What should you do if you lose your estate plan?

Dear Readers:

Many of you may have been adversely affected by the Northern California fires that started in the early hours of Monday, October 9, which are still ongoing as this is written. We have already had several calls from clients and their families reporting the loss of their homes due to fire. Such a catastrophe often results in the loss of important estate planning documents as well.

So, what should you do if you lose your estate plan?

Most of the time, as long as you can get a hold of a copy of your estate plan, it will be alright. If you have a trust, the loss or destruction of your original trust document does not revoke or otherwise eliminate the trust. It will still remain in full force and effect. If you lose your documents, contact your attorney. he or she should maintain a copy of all estate planning documents created by the firm, so it’s usually easy enough to get a copy from him or her.

It is also a very good idea to obtain a digital copy of your documents for safe keeping in case your lawyer’s records are also lost or destroyed. You can have your estate plan scanned and emailed to you, and you can forward a digital copy to everyone you want, such as some or all of your children. This way, even if all physical copies are lost, the details of your estate plan will still exist.

Don’t worry so much about the deed to your home. If your deed has been recorded at the County Recorder’s office, then the original physical document is no longer very important. And these days, the County’s records are backed up digitally as well, so even if the Recorder’s office burns down, proof of your ownership of your home will not be lost.

In your estate plan, there are two documents of which the original documents are very important and ought to be stored someplace safe, such as a safe deposit box or fireproof safe. You need to keep a hold of your original Durable Power of Attorney. Banks and other financial institutions usually do not accept copies, although your attorney or a Notary Public can make certified copies for you if they inspect your original DPOA first.

Your original will is also important. It is possible to probate a photocopy of a will if the original is lost in a fire or other disaster, but this is a bit more complicated and give persons challenging the will an opening to claim that the will was revoked by you instead of being destroyed in a fire. What this really means is that if you lose your original will, you should see your attorney, who should be able to reprint the will with today’s date on it and let you sign it again.

The most important thing to remember is that it’s only money. Whatever you do, don’t rush into a burning home or delay an evacuation to gather your trust documents. Keep it in perspective. Your health and safety are far more important.

Len & Rosie

Is your self-made Will valid?

Dear Len & Rosie,

I have some thought and worries about wills and probate. I have two pieces of property, each valued at $600,000 or so. I made out a will this year, copying most everything from a book at the library. Is my will good? I have enclosed a copy of my will and my property tax bills.

Lester

Dear Lester,

We read the photocopy of the will you sent with your letter. Your will is entirely typewritten, except for your signature at the bottom of the page. It has not been witnessed. This means that your homemade will won’t work. People like you make lawyers a lot of money.

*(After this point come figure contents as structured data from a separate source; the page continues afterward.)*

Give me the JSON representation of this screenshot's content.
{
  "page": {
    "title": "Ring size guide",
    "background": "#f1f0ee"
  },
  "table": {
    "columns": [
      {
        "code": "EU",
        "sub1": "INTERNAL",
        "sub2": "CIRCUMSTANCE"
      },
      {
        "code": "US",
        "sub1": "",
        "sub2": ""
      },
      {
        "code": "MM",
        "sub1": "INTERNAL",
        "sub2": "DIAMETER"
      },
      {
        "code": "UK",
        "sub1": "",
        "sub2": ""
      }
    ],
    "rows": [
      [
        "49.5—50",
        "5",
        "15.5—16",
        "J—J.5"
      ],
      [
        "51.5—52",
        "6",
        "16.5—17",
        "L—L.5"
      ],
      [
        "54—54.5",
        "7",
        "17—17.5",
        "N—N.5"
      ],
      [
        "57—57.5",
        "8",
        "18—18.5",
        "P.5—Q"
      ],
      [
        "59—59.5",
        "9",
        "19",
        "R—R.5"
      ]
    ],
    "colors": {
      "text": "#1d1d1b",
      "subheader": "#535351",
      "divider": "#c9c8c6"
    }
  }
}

There are two types of wills: attested wills, and holographic wills. Attested, or witnessed wills, are not valid unless the signature of the person making the will is witnessed by two adult witnesses who do not inherit anything under the will.

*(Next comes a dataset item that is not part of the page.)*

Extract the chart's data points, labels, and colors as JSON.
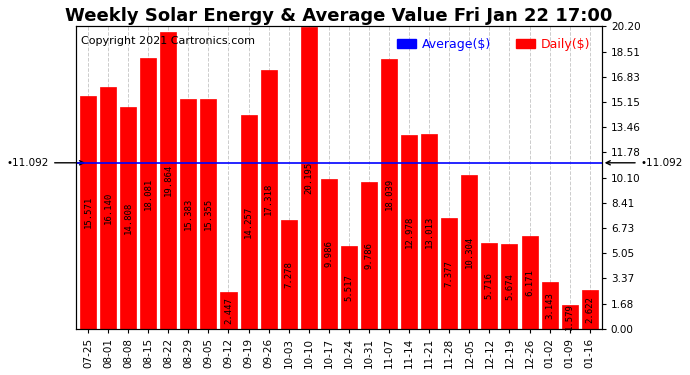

Holographic wills do not need to be witnessed, but they must be handwritten by the person making the will. California law recognizes holographic wills, because as it is much more difficult to forge an entire handwritten document instead of just an unwitnessed signature.

Even if your will was validly executed, there are other problems with it, too many to go into in this space. We are also sure that you do not want all of our readers looking at your will. However, your will raises an important issue. Your will doesn’t give away your entire estate. There are a number of specified gifts, but there’s no “residue” clause giving away what’s left, if anything, after the specific gifts are fulfilled.

There is one saving grace. Your real estate is titled in joint tenancy with your wife, according to the property tax bills you sent us. When one of you dies, the surviving spouse will own both properties without going through probate.

If you make your own will, you are taking a big risk. Wills are very formal instruments and must be properly executed to be valid. It is very easy to make mistakes in drafting wills. Look at what you did. You do not want your loved ones to have problems probating your estate just because you wanted to save a few bucks. Wills are also cheap, and your attorney will even keep your wills for safekeeping for no charge, just on the chance he or she will pick up an nice fat probate after you die.

You should see an estate planning attorney about making a new will, and you should also consider a revocable trust. Probate will take more time and cost more money than it would to administer a trust after your death. The statutory attorney fees on your real property would be $25,000, and that does not count the rest of the assets you own.